Traditionnellement, vous servez vos viandes sans sauce. Quels ingrédients et quelles techniques employez-vous pour infuser la saveur dans vos épices à frotter et vos viandes fumées?

Le sel est l’ingrédient le plus important, surtout dans le cas du bœuf. Notre processus de salage requiert avant tout du sel, auquel nous ajoutons un peu de sucre, tout comme pour le saumurage. Au bout du compte, il nous faut trouver la meilleure manière de contrôler la teneur en sel de nos préparations.

Lorsque vous utilisez des techniques de saumurage et de salage dans votre processus de création de saveurs, comment faites-vous pour bien équilibrer ces saveurs?

En général, pour le salage comme pour le saumurage, nous recommandons une quantité égale de sel et de sucre si on laisse reposer la viande toute une nuit. Ainsi, la chair ne devient pas trop sucrée, mais le goût de sel est légèrement atténué. Nous utilisons du sucre blanc sur la plupart des viandes, mais pour le porc, nous préférons généralement la cassonade, qui est un peu plus sucrée et qui caramélise la saveur.

On sait que la viande tient le haut du pavé dans votre menu, mais quelles sont les sources qui inspirent vos saveurs lorsque vous créez des mets à base d’ingrédients peu courants dans les établissements de viandes fumées, comme le poisson, la volaille et l’agneau?

J’ai commencé en cuisine en 1995 et j’ai toujours travaillé dans des restaurants de fine cuisine. Lorsque j’ai commencé à cuisiner au barbecue en 2011, je n’ai rien renié de ma formation et de mon inspiration antérieures, je les ai simplement mises en pratique dans un cadre plus détendu.

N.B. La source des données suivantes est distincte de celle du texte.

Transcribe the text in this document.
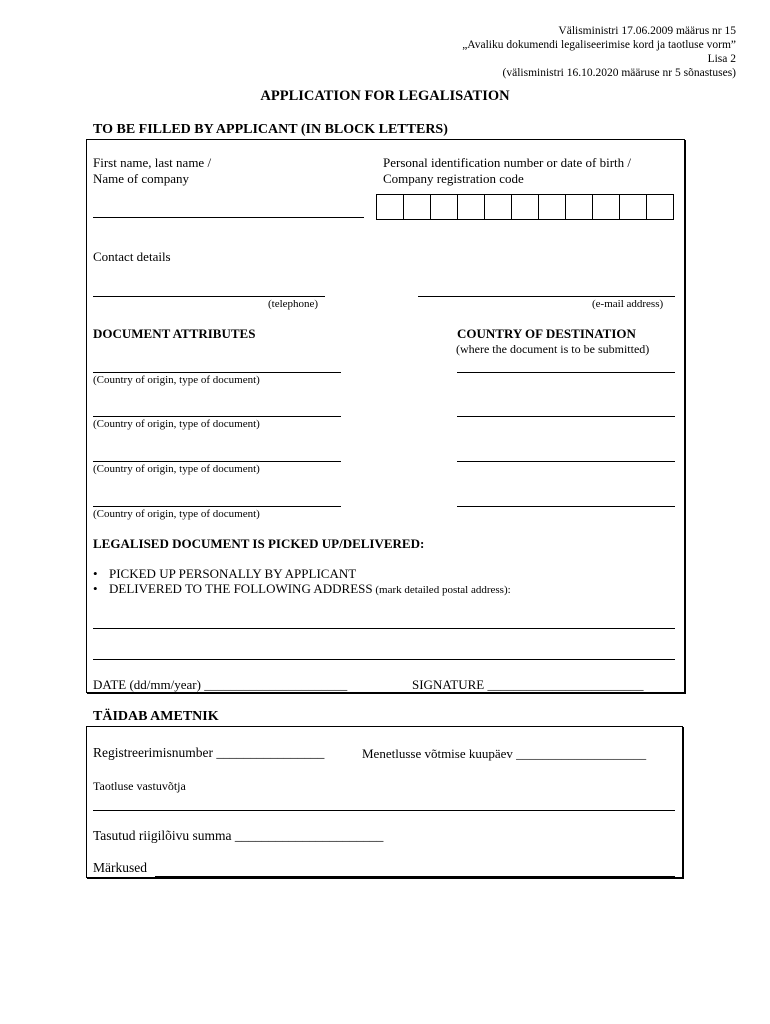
Välisministri 17.06.2009 määrus nr 15
„Avaliku dokumendi legaliseerimise kord ja taotluse vorm”
Lisa 2
(välisministri 16.10.2020 määruse nr 5 sõnastuses)
APPLICATION FOR LEGALISATION
TO BE FILLED BY APPLICANT (IN BLOCK LETTERS)
First name, last name /
Name of company
Personal identification number or date of birth /
Company registration code
Contact details
(telephone)	(e-mail address)
DOCUMENT ATTRIBUTES	COUNTRY OF DESTINATION
(where the document is to be submitted)
(Country of origin, type of document)
(Country of origin, type of document)
(Country of origin, type of document)
(Country of origin, type of document)
LEGALISED DOCUMENT IS PICKED UP/DELIVERED:
• PICKED UP PERSONALLY BY APPLICANT
• DELIVERED TO THE FOLLOWING ADDRESS (mark detailed postal address):
DATE (dd/mm/year) ______________________	SIGNATURE ________________________
TÄIDAB AMETNIK
Registreerimisnumber ________________	Menetlusse võtmise kuupäev ____________________
Taotluse vastuvõtja
Tasutud riigilõivu summa ______________________
Märkused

Certaines viandes figurent toujours au menu parce que nos producteurs agricoles nous en offrent constamment. Toutefois, nous préparons aussi de l’agneau et du poisson, qui sont des produits essentiellement saisonniers, et nous sautons sur l’occasion chaque fois qu’on nous offre du saumon sauvage. 

Les légumes ont également une place de choix sur notre menu. Nous travaillons de concert avec plusieurs producteurs agricoles locaux et nous aimons nous amuser à créer des plats en grande partie végétariens. Avec l’automne qui arrive, nous aurons par exemple beaucoup de choux de Bruxelles et de légumes-racines, dont la variété changera chaque semaine en fonction des arrivages. 

Vos créations culinaires vous valent de nombreux hommages pour la façon dont elles fusionnent votre formation classique et vos techniques modernes. Quelle direction prévoyez-vous prendre dans votre approche des aliments fumés, plus précisément en ce qui concerne les saveurs et les techniques culinaires?

Les techniques culinaires étant le fondement de ce que nous faisons ici, il est probable que nous ne chercherons pas trop à les modifier. Notre terrain de jeu sera plutôt le garde-manger : nous prendrons des ingrédients qui, de prime abord, ne semblent pas destinés au barbecue, et nous en ferons des plats de viande fumée. Nous allons également commencer à utiliser davantage de volailles comme le canard et la caille, ainsi que du gibier, comme le wapiti, l’ours et le sanglier sauvage à l’automne. En travaillant différentes coupes de viande, nous arrivons à concrétiser des idées insolites, ce qui nous amuse beaucoup.